Other groups are investigating treatment using everything from synthetic retinoids and dietary supplements to the transplantation of retinal progenitor stem cells.

PROLONGING SIGHT

In the absence of a cure, Lopez counsels his patients to do all they can to preserve their vision and to prepare for the worst while vision remains.

Though it has yet to be clinically proven, Lopez said many believe ultraviolet light and exposure to bright sun makes the disease progress more rapidly, so he recommends sunglasses outside, especially in Las Vegas’ sun.
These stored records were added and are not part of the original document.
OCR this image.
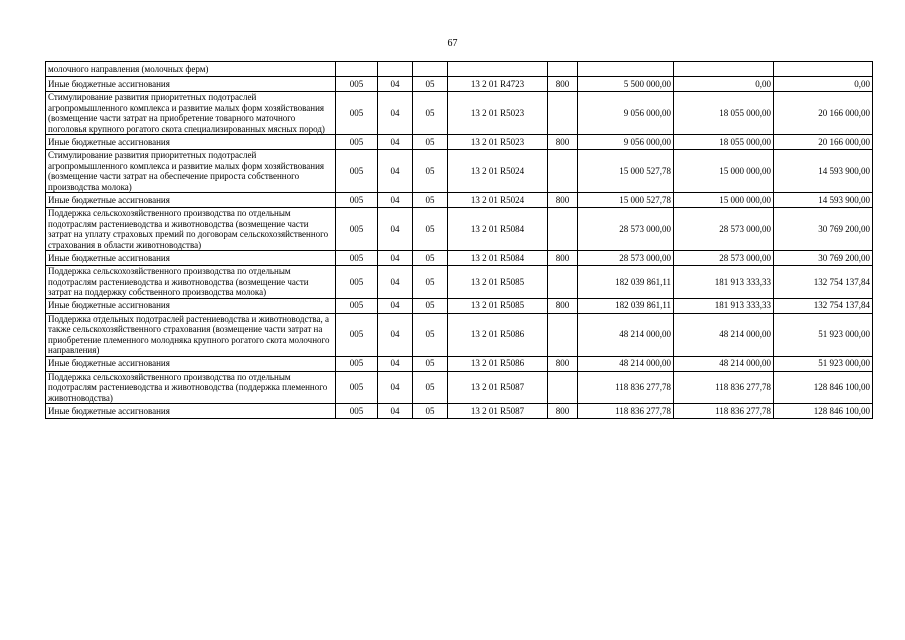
67
молочного направления (молочных ферм)								
Иные бюджетные ассигнования	005	04	05	13 2 01 R4723	800	5 500 000,00	0,00	0,00
Стимулирование развития приоритетных подотраслей агропромышленного комплекса и развитие малых форм хозяйствования (возмещение части затрат на приобретение товарного маточного поголовья крупного рогатого скота специализированных мясных пород)	005	04	05	13 2 01 R5023		9 056 000,00	18 055 000,00	20 166 000,00
Иные бюджетные ассигнования	005	04	05	13 2 01 R5023	800	9 056 000,00	18 055 000,00	20 166 000,00
Стимулирование развития приоритетных подотраслей агропромышленного комплекса и развитие малых форм хозяйствования (возмещение части затрат на обеспечение прироста собственного производства молока)	005	04	05	13 2 01 R5024		15 000 527,78	15 000 000,00	14 593 900,00
Иные бюджетные ассигнования	005	04	05	13 2 01 R5024	800	15 000 527,78	15 000 000,00	14 593 900,00
Поддержка сельскохозяйственного производства по отдельным подотраслям растениеводства и животноводства (возмещение части затрат на уплату страховых премий по договорам сельскохозяйственного страхования в области животноводства)	005	04	05	13 2 01 R5084		28 573 000,00	28 573 000,00	30 769 200,00
Иные бюджетные ассигнования	005	04	05	13 2 01 R5084	800	28 573 000,00	28 573 000,00	30 769 200,00
Поддержка сельскохозяйственного производства по отдельным подотраслям растениеводства и животноводства (возмещение части затрат на поддержку собственного производства молока)	005	04	05	13 2 01 R5085		182 039 861,11	181 913 333,33	132 754 137,84
Иные бюджетные ассигнования	005	04	05	13 2 01 R5085	800	182 039 861,11	181 913 333,33	132 754 137,84
Поддержка отдельных подотраслей растениеводства и животноводства, а также сельскохозяйственного страхования (возмещение части затрат на приобретение племенного молодняка крупного рогатого скота молочного направления)	005	04	05	13 2 01 R5086		48 214 000,00	48 214 000,00	51 923 000,00
Иные бюджетные ассигнования	005	04	05	13 2 01 R5086	800	48 214 000,00	48 214 000,00	51 923 000,00
Поддержка сельскохозяйственного производства по отдельным подотраслям растениеводства и животноводства (поддержка племенного животноводства)	005	04	05	13 2 01 R5087		118 836 277,78	118 836 277,78	128 846 100,00
Иные бюджетные ассигнования	005	04	05	13 2 01 R5087	800	118 836 277,78	118 836 277,78	128 846 100,00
He also recommends a good healthy diet along with a daily multivitamin. As the disease progresses, he suggests adaptive technologies such as prism glasses to increase peripheral vision.

“We live with hope every day that they are going to find a cure,” Sandra Kuzik said. “For our son and for other people that have this as well as other vision problems.”

The Kuziks don’t know what to expect next. They are hoping a cure comes soon. But if it doesn’t…

“We do a lot of road trips to try to help him see everything he can now, just in case,” Sandra Kuzik said.